Mengapa Keluarga Murdaya Poo Pilih Borobudur untuk Kremasi, Bukan di Krematorium?
                
                    
                        
                            Regional
                        
                        17 April 2025

Mengapa Keluarga Murdaya Poo Pilih Borobudur untuk Kremasi, Bukan di Krematorium?
Editor
MAGELANG, KOMPAS.com
– Rencana kremasi pengusaha nasional Murdaya Widyawimarta Poo di Dusun Ngaran II, Borobudur, Magelang, Jawa Tengah, menimbulkan pertanyaan. Mengapa lokasi itu yang dipilih, bukan di krematorium seperti umumnya?
Jawabannya terletak pada keyakinan agama dan tradisi dalam Buddhisme, yang hanya diterapkan untuk tokoh-tokoh tertentu dengan penghormatan khusus.
Ketua Dewan Pimpinan Daerah Walubi Jawa Tengah, Tanto Soegito Harsono, menjelaskan bahwa keluarga
Murdaya Poo
memilih lokasi di Borobudur karena dekat dengan pusat spiritual umat Buddha, dan untuk melaksanakan ritual kremasi terbuka—sebuah bentuk penghormatan yang sangat sakral.
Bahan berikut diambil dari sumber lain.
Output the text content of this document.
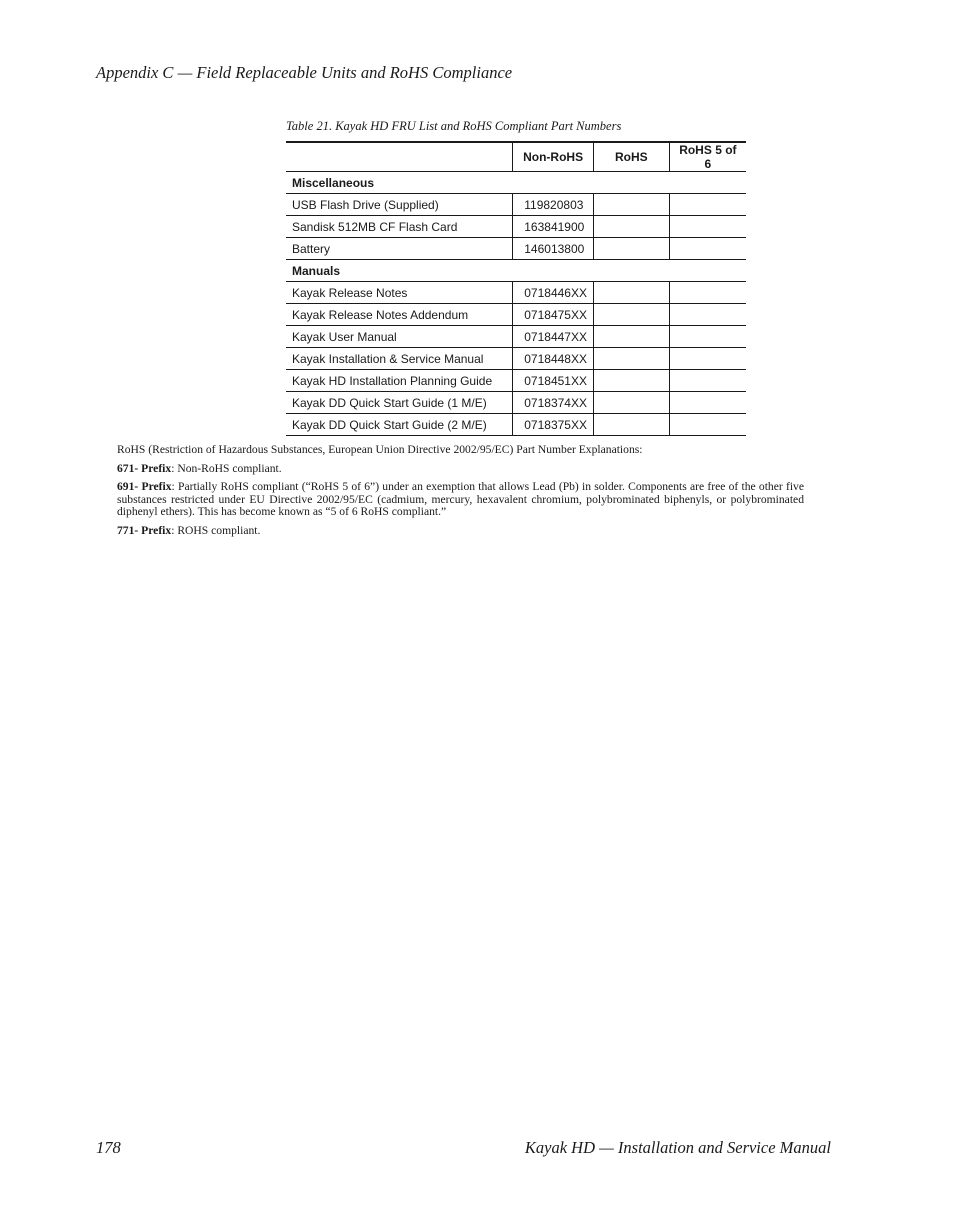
Appendix C — Field Replaceable Units and RoHS Compliance
Table 21. Kayak HD FRU List and RoHS Compliant Part Numbers
	Non-RoHS	RoHS	RoHS 5 of 6
Miscellaneous			
USB Flash Drive (Supplied)	119820803		
Sandisk 512MB CF Flash Card	163841900		
Battery	146013800		
Manuals			
Kayak Release Notes	0718446XX		
Kayak Release Notes Addendum	0718475XX		
Kayak User Manual	0718447XX		
Kayak Installation & Service Manual	0718448XX		
Kayak HD Installation Planning Guide	0718451XX		
Kayak DD Quick Start Guide (1 M/E)	0718374XX		
Kayak DD Quick Start Guide (2 M/E)	0718375XX		

RoHS (Restriction of Hazardous Substances, European Union Directive 2002/95/EC) Part Number Explanations:

671- Prefix: Non-RoHS compliant.

691- Prefix: Partially RoHS compliant (“RoHS 5 of 6”) under an exemption that allows Lead (Pb) in solder. Components are free of the other five substances restricted under EU Directive 2002/95/EC (cadmium, mercury, hexavalent chromium, polybrominated biphenyls, or polybrominated diphenyl ethers). This has become known as “5 of 6 RoHS compliant.”

771- Prefix: ROHS compliant.

178	Kayak HD — Installation and Service Manual
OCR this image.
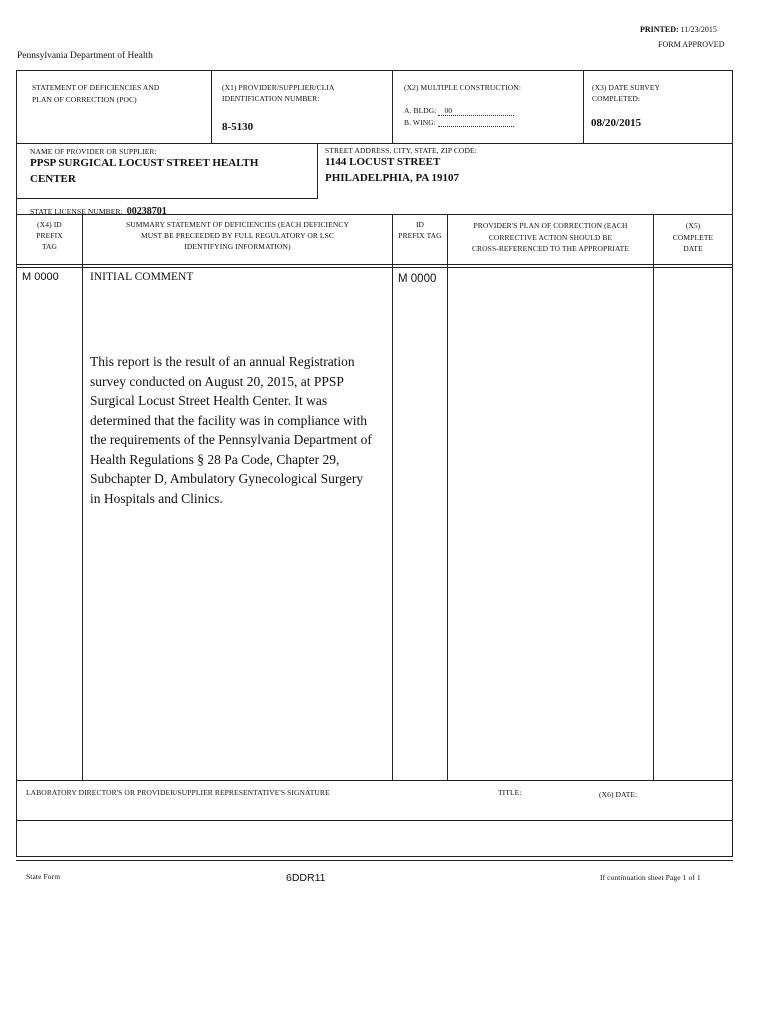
PRINTED: 11/23/2015
FORM APPROVED
Pennsylvania Department of Health
STATEMENT OF DEFICIENCIES AND
PLAN OF CORRECTION (POC)
(X1) PROVIDER/SUPPLIER/CLIA
IDENTIFICATION NUMBER:
8-5130
(X2) MULTIPLE CONSTRUCTION:
A. BLDG: 00
B. WING:
(X3) DATE SURVEY
COMPLETED:
08/20/2015
NAME OF PROVIDER OR SUPPLIER:
PPSP SURGICAL LOCUST STREET HEALTH
CENTER
STREET ADDRESS, CITY, STATE, ZIP CODE:
1144 LOCUST STREET
PHILADELPHIA, PA 19107
STATE LICENSE NUMBER: 00238701
(X4) ID
PREFIX
TAG
SUMMARY STATEMENT OF DEFICIENCIES (EACH DEFICIENCY
MUST BE PRECEEDED BY FULL REGULATORY OR LSC
IDENTIFYING INFORMATION)
ID
PREFIX TAG
PROVIDER'S PLAN OF CORRECTION (EACH
CORRECTIVE ACTION SHOULD BE
CROSS-REFERENCED TO THE APPROPRIATE
(X5)
COMPLETE
DATE
M 0000	INITIAL COMMENT	M 0000
This report is the result of an annual Registration
survey conducted on August 20, 2015, at PPSP
Surgical Locust Street Health Center. It was
determined that the facility was in compliance with
the requirements of the Pennsylvania Department of
Health Regulations § 28 Pa Code, Chapter 29,
Subchapter D, Ambulatory Gynecological Surgery
in Hospitals and Clinics.
LABORATORY DIRECTOR'S OR PROVIDER/SUPPLIER REPRESENTATIVE'S SIGNATURE	TITLE:	(X6) DATE:
State Form	6DDR11	If continuation sheet Page 1 of 1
“Untuk agama Buddha, kremasi dengan kayu hanya untuk tokoh (terpandang) dan bhante karena ada tata caranya. Umat biasa kremasi mesin,” jelas Tanto saat mediasi di Kantor Sekretariat Daerah Magelang, Rabu (16/4/2025).
Dalam proses tersebut, jenazah akan dibakar dengan kayu cendana setinggi sekitar dua meter, dikelilingi batu untuk membatasi api, serta ditutup dengan tenda khusus untuk biksu dan umat yang ingin berdoa.
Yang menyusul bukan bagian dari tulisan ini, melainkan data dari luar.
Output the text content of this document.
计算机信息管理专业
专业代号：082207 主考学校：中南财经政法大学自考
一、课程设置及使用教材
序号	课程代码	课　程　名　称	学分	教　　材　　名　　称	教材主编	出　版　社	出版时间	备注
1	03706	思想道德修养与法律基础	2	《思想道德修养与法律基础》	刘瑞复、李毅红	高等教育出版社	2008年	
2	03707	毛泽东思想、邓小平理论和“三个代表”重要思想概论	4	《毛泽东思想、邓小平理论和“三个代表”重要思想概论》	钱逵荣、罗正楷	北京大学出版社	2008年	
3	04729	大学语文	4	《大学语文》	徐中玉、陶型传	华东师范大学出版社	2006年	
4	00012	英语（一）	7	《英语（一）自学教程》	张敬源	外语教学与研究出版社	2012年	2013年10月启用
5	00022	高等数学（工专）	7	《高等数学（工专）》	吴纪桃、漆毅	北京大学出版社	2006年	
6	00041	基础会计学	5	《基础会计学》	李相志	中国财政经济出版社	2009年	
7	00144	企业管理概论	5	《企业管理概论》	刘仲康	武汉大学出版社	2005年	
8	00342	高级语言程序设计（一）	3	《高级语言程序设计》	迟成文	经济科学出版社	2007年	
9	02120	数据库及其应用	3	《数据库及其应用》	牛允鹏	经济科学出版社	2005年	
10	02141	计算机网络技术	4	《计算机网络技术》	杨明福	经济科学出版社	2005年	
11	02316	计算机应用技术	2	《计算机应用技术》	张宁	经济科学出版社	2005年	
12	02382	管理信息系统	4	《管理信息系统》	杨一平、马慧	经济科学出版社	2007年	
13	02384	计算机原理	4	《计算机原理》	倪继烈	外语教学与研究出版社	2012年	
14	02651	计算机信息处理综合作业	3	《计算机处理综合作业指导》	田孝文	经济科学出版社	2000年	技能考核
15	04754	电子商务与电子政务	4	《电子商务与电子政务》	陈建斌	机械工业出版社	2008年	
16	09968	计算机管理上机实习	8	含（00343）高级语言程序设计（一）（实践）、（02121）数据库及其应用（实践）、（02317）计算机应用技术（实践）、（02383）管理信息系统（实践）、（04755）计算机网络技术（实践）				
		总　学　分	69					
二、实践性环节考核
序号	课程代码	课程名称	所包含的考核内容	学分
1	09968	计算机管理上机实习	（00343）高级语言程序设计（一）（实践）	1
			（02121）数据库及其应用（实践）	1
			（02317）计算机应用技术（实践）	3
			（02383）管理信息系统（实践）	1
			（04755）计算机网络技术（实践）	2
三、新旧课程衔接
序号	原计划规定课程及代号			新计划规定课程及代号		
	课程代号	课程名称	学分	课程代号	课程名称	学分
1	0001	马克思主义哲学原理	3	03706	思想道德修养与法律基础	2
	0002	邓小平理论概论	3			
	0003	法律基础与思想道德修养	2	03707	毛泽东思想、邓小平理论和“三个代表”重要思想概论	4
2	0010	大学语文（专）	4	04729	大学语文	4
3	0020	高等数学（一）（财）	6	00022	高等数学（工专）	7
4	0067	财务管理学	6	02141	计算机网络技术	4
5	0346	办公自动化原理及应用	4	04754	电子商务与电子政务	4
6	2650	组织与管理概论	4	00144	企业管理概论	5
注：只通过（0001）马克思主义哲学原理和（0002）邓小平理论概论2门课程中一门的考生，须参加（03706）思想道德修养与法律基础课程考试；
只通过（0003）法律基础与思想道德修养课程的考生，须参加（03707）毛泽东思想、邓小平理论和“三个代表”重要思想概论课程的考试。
Abu jenazah nantinya akan dibawa ke Bogor, Jawa Barat, oleh pihak keluarga.
“Kami tidak pernah berencana untuk membangun krematorium,” tegasnya, menampik kekhawatiran warga soal pemanfaatan jangka panjang lahan.
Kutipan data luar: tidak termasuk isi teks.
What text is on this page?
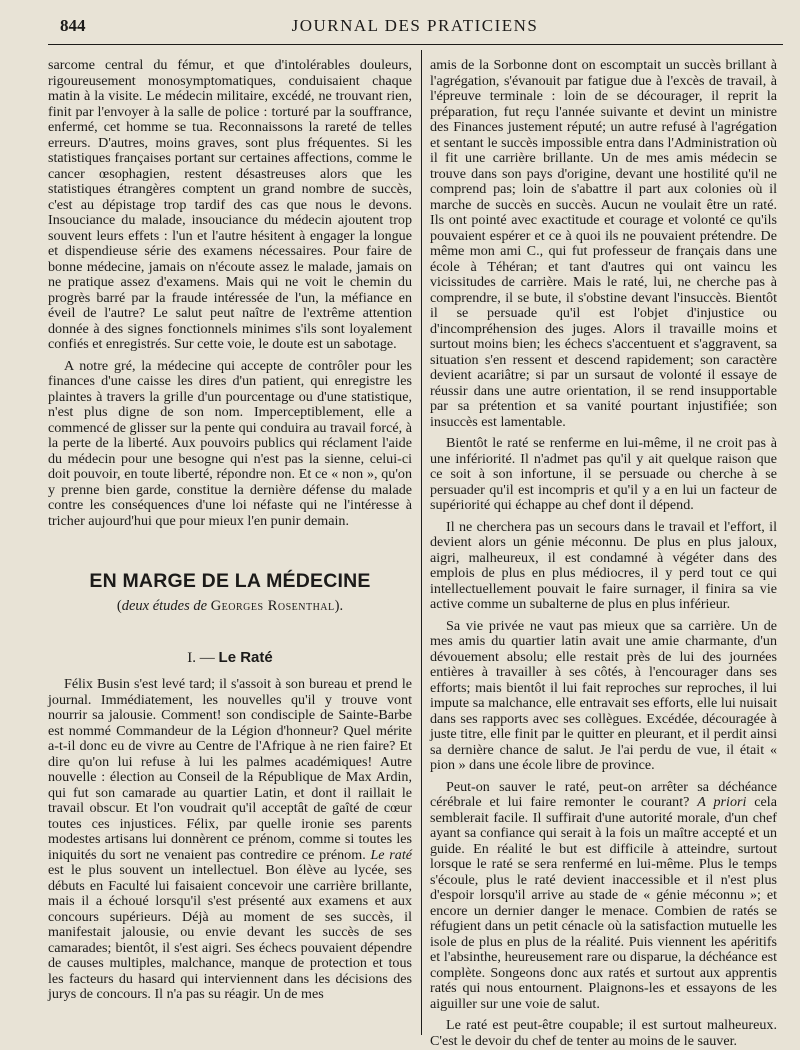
844	JOURNAL DES PRATICIENS

sarcome central du fémur, et que d'intolérables douleurs, rigoureusement monosymptomatiques, conduisaient chaque matin à la visite. Le médecin militaire, excédé, ne trouvant rien, finit par l'envoyer à la salle de police : torturé par la souffrance, enfermé, cet homme se tua. Reconnaissons la rareté de telles erreurs. D'autres, moins graves, sont plus fréquentes. Si les statistiques françaises portant sur certaines affections, comme le cancer œsophagien, restent désastreuses alors que les statistiques étrangères comptent un grand nombre de succès, c'est au dépistage trop tardif des cas que nous le devons. Insouciance du malade, insouciance du médecin ajoutent trop souvent leurs effets : l'un et l'autre hésitent à engager la longue et dispendieuse série des examens nécessaires. Pour faire de bonne médecine, jamais on n'écoute assez le malade, jamais on ne pratique assez d'examens. Mais qui ne voit le chemin du progrès barré par la fraude intéressée de l'un, la méfiance en éveil de l'autre? Le salut peut naître de l'extrême attention donnée à des signes fonctionnels minimes s'ils sont loyalement confiés et enregistrés. Sur cette voie, le doute est un sabotage.

A notre gré, la médecine qui accepte de contrôler pour les finances d'une caisse les dires d'un patient, qui enregistre les plaintes à travers la grille d'un pourcentage ou d'une statistique, n'est plus digne de son nom. Imperceptiblement, elle a commencé de glisser sur la pente qui conduira au travail forcé, à la perte de la liberté. Aux pouvoirs publics qui réclament l'aide du médecin pour une besogne qui n'est pas la sienne, celui-ci doit pouvoir, en toute liberté, répondre non. Et ce « non », qu'on y prenne bien garde, constitue la dernière défense du malade contre les conséquences d'une loi néfaste qui ne l'intéresse à tricher aujourd'hui que pour mieux l'en punir demain.

EN MARGE DE LA MÉDECINE
(deux études de Georges Rosenthal).
I. — Le Raté

Félix Busin s'est levé tard; il s'assoit à son bureau et prend le journal. Immédiatement, les nouvelles qu'il y trouve vont nourrir sa jalousie. Comment! son condisciple de Sainte-Barbe est nommé Commandeur de la Légion d'honneur? Quel mérite a-t-il donc eu de vivre au Centre de l'Afrique à ne rien faire? Et dire qu'on lui refuse à lui les palmes académiques! Autre nouvelle : élection au Conseil de la République de Max Ardin, qui fut son camarade au quartier Latin, et dont il raillait le travail obscur. Et l'on voudrait qu'il acceptât de gaîté de cœur toutes ces injustices. Félix, par quelle ironie ses parents modestes artisans lui donnèrent ce prénom, comme si toutes les iniquités du sort ne venaient pas contredire ce prénom. Le raté est le plus souvent un intellectuel. Bon élève au lycée, ses débuts en Faculté lui faisaient concevoir une carrière brillante, mais il a échoué lorsqu'il s'est présenté aux examens et aux concours supérieurs. Déjà au moment de ses succès, il manifestait jalousie, ou envie devant les succès de ses camarades; bientôt, il s'est aigri. Ses échecs pouvaient dépendre de causes multiples, malchance, manque de protection et tous les facteurs du hasard qui interviennent dans les décisions des jurys de concours. Il n'a pas su réagir. Un de mes

amis de la Sorbonne dont on escomptait un succès brillant à l'agrégation, s'évanouit par fatigue due à l'excès de travail, à l'épreuve terminale : loin de se décourager, il reprit la préparation, fut reçu l'année suivante et devint un ministre des Finances justement réputé; un autre refusé à l'agrégation et sentant le succès impossible entra dans l'Administration où il fit une carrière brillante. Un de mes amis médecin se trouve dans son pays d'origine, devant une hostilité qu'il ne comprend pas; loin de s'abattre il part aux colonies où il marche de succès en succès. Aucun ne voulait être un raté. Ils ont pointé avec exactitude et courage et volonté ce qu'ils pouvaient espérer et ce à quoi ils ne pouvaient prétendre. De même mon ami C., qui fut professeur de français dans une école à Téhéran; et tant d'autres qui ont vaincu les vicissitudes de carrière. Mais le raté, lui, ne cherche pas à comprendre, il se bute, il s'obstine devant l'insuccès. Bientôt il se persuade qu'il est l'objet d'injustice ou d'incompréhension des juges. Alors il travaille moins et surtout moins bien; les échecs s'accentuent et s'aggravent, sa situation s'en ressent et descend rapidement; son caractère devient acariâtre; si par un sursaut de volonté il essaye de réussir dans une autre orientation, il se rend insupportable par sa prétention et sa vanité pourtant injustifiée; son insuccès est lamentable.

Bientôt le raté se renferme en lui-même, il ne croit pas à une infériorité. Il n'admet pas qu'il y ait quelque raison que ce soit à son infortune, il se persuade ou cherche à se persuader qu'il est incompris et qu'il y a en lui un facteur de supériorité qui échappe au chef dont il dépend.

Il ne cherchera pas un secours dans le travail et l'effort, il devient alors un génie méconnu. De plus en plus jaloux, aigri, malheureux, il est condamné à végéter dans des emplois de plus en plus médiocres, il y perd tout ce qui intellectuellement pouvait le faire surnager, il finira sa vie active comme un subalterne de plus en plus inférieur.

Sa vie privée ne vaut pas mieux que sa carrière. Un de mes amis du quartier latin avait une amie charmante, d'un dévouement absolu; elle restait près de lui des journées entières à travailler à ses côtés, à l'encourager dans ses efforts; mais bientôt il lui fait reproches sur reproches, il lui impute sa malchance, elle entravait ses efforts, elle lui nuisait dans ses rapports avec ses collègues. Excédée, découragée à juste titre, elle finit par le quitter en pleurant, et il perdit ainsi sa dernière chance de salut. Je l'ai perdu de vue, il était « pion » dans une école libre de province.

Peut-on sauver le raté, peut-on arrêter sa déchéance cérébrale et lui faire remonter le courant? A priori cela semblerait facile. Il suffirait d'une autorité morale, d'un chef ayant sa confiance qui serait à la fois un maître accepté et un guide. En réalité le but est difficile à atteindre, surtout lorsque le raté se sera renfermé en lui-même. Plus le temps s'écoule, plus le raté devient inaccessible et il n'est plus d'espoir lorsqu'il arrive au stade de « génie méconnu »; et encore un dernier danger le menace. Combien de ratés se réfugient dans un petit cénacle où la satisfaction mutuelle les isole de plus en plus de la réalité. Puis viennent les apéritifs et l'absinthe, heureusement rare ou disparue, la déchéance est complète. Songeons donc aux ratés et surtout aux apprentis ratés qui nous entournent. Plaignons-les et essayons de les aiguiller sur une voie de salut.

Le raté est peut-être coupable; il est surtout malheureux. C'est le devoir du chef de tenter au moins de le sauver.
Murdaya disemayamkan sejak 14 April hingga 6 Mei 2025 di Vihara Griya Vipasana Avalokitesvara Mendut, lokasi yang hanya berjarak beberapa kilometer dari rencana kremasi di Dusun Ngaran II, tepatnya di lahan milik istrinya, Siti Hartati Murdaya, dekat Graha Padmasambawa.
Lokasi tersebut dipilih karena nilai spiritual kawasan Borobudur dan koneksi personal keluarga Murdaya dengan lingkungan umat Buddha di sana.
Meski prosesi tersebut bersifat sekali pakai dan bukan pembangunan krematorium, sebagian warga Dusun Ngaran II menolak rencana tersebut. Mereka menyampaikan keberatan karena kremasi dilakukan di tengah permukiman.
“(Warga) menolak apapun bentuknya,” ujar Kepala Dusun Ngaran I dan II, Maryoto.
Warga mengkhawatirkan dampak asap, bau, hingga ketidaknyamanan sosial, terutama bagi anak-anak dan lansia.
Mediasi antara warga, pihak keluarga melalui Walubi, dan Pemerintah Kabupaten Magelang berlangsung selama hampir empat jam, namun belum menghasilkan kesepakatan. Namun, Bupati Magelang Grengseng Pamuji berharap diskusi tetap berlanjut.
“Kalau belum ada (kesepakatan), dengan segala kerendahan hati, mari duduk bersama lagi,” ujarnya.